Nneka in Hamburg: "Lasst uns Musik machen!"
Das In-Sich-Gekehrt-Sein wirkt, "als habe sie anfangs schlechte Laune gehabt", meint eine Besucherin hinterher. Doch ist das wirklich der Fall? Nneka macht eher den Eindruck, als wolle sie sich sammeln, nur um in jedem ihrer Songs mehr von sich zu geben. Was sie im Laufe des Konzerts dann auch eindrücklich zelebriert.
"Es ist lange her", begrüßt Nneka dann endlich nach fünf Liedern ihr Publikum. "Danke, dass ihr gekommen seid.
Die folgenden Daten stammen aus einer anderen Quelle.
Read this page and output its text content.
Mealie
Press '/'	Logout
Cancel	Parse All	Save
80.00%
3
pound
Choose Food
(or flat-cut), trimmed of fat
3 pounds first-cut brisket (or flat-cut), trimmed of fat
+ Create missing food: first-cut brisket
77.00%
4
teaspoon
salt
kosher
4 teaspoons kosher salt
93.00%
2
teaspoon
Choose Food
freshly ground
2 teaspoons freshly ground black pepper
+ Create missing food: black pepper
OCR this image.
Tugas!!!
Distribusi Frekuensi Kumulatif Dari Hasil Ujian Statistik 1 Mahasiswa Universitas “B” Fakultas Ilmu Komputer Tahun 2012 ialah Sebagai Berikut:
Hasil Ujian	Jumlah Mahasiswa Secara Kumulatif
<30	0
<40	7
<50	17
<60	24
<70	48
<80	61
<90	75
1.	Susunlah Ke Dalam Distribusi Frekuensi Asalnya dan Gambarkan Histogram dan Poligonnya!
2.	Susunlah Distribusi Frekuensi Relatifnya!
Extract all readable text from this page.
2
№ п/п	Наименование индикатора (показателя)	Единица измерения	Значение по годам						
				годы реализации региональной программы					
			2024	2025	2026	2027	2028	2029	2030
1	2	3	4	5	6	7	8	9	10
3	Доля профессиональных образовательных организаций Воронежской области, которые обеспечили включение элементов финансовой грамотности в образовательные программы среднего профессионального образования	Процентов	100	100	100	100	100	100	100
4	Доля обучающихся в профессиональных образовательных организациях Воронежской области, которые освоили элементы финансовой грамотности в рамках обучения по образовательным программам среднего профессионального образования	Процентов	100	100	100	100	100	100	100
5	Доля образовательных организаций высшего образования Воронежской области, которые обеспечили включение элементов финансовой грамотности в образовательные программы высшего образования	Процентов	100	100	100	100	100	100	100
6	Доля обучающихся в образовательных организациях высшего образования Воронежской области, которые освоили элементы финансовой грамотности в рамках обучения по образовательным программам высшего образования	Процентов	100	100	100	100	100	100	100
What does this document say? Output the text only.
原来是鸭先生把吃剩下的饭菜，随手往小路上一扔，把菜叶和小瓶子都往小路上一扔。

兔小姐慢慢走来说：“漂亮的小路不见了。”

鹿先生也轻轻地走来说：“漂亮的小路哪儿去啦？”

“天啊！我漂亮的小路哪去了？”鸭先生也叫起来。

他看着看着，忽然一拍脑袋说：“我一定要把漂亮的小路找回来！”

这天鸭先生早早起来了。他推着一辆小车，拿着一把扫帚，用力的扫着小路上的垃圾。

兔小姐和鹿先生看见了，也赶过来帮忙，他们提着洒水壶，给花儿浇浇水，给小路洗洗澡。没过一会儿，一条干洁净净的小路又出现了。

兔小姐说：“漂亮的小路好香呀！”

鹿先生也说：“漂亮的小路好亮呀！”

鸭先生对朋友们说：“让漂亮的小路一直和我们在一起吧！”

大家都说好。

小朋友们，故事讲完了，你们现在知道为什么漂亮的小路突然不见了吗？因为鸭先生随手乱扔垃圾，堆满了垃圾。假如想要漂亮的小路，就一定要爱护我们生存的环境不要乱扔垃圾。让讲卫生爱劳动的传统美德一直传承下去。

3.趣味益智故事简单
Danke, dass ihr euch überwunden habt und hier seid. Denn es gab viele Einschränkungen, die wir alle geschaffen haben, wie den Rückzug und das Alleinsein, Schwierigkeiten, die wir alle durchmachen mussten. Aber jetzt sind wir hier, am Leben. Also, lasst uns Musik machen!"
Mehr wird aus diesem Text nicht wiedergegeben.